A highly efficient discharge lamp having a color rendering index greater than 75, a lumens per watt rating greater than 90, a correlated color temperature of between 3500 and 4040°K, and a wall loading greater than 17 W/cm², comprising:
an outer glass envelope and a pair of electrical conductors extending into the interior of the glass envelope;

a quartz discharge tube disposed within the outer envelope and including a pair of spaced electrodes which are electrically connected to the electrical conductors for creating an electrical discharge during operation of the lamp, the discharge tube having an arc chamber with the configuration of a prolate spheroid having a major diameter and a given arc distance as measured by the linear distance between the interior terminations of the electrodes, the ratio of the major diameter to the arc distance being less than 1 and greater than 0.9; and

an arc generating and sustaining medium within the arc chamber comprising the halides of sodium, scandium, lithium, thulium and thallium, a fill gas selected from argon and xenon, and a given quantity of mercury to achieve a desired lamp voltage.
The lamp of Claim 1 wherein the halides are iodides.
The lamp of Claim 2 wherein the sodium, scandium, lithium, thulium are present in the ratio of 48:1:10:16.
The lamp of Claim 3 wherein the thallium is dosed as an amalgam.
The lamp of Claim 4 wherein the arc chamber has a volume of about 1.2 cm³; an arc length of about 1.0 cm; and said fill contains 15 mg of mercury and .3 mg of thallium.
The lamp of Claim 5 wherein said fill gas is xenon at a cold fill pressure of about 100 Torr.
The lamp of Claim 6 wherein said lumens per watt is about 98, said correlated color temperature is about 4040°K, said color rendering index is about 75, and said wall loading is about 17.8 W/cm².

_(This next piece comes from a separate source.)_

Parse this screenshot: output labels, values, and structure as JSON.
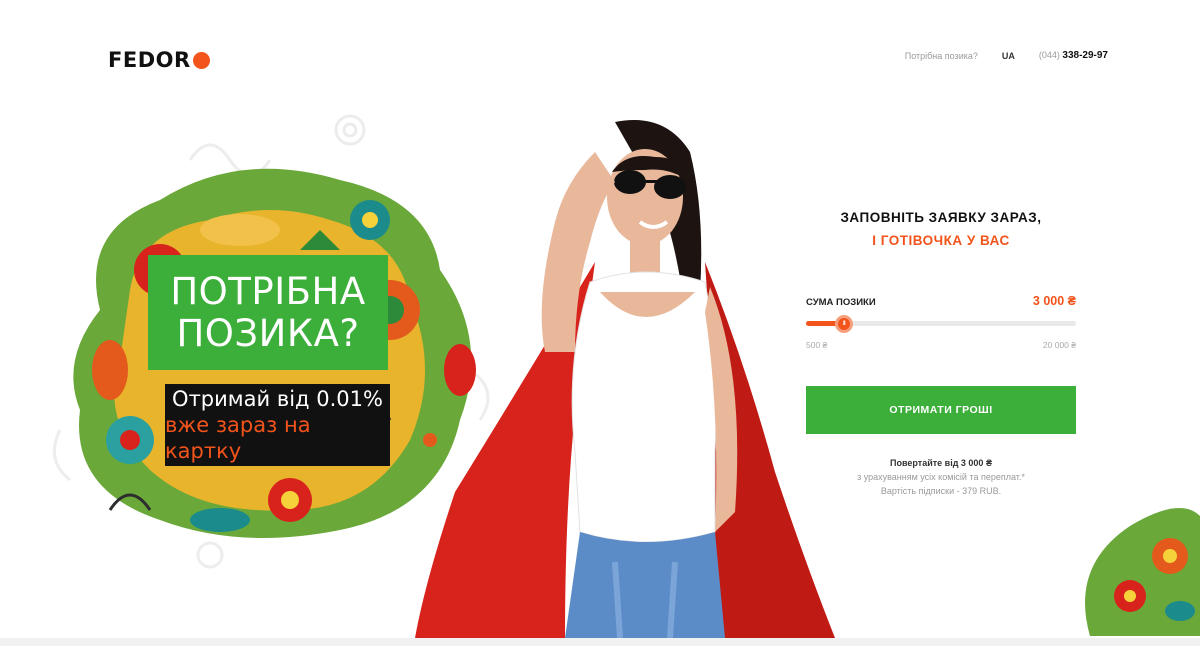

The lamp of Claim 5 wherein said lumens per watt is about 102, said correlated color temperature is about 3670°K, said color rendering index is about 85, and said wall loading is about 26.7 W/cm².
The lamp of Claim 5 wherein said fill gas is argon at a cold fill pressure of about 100 Torr.
The lamp of Claim 9 wherein said lumens per watt is about 92, said correlated color temperature is about 3900°K, said color rendering index is about 78, and said wall loading is about 17.8 W/cm².
The lamp of Claim 9 wherein said lumens per watt is about 94, said correlated color temperature is about 3560°k, said color rendering index is about 88, and said wall loading is about 26.7 W/cm².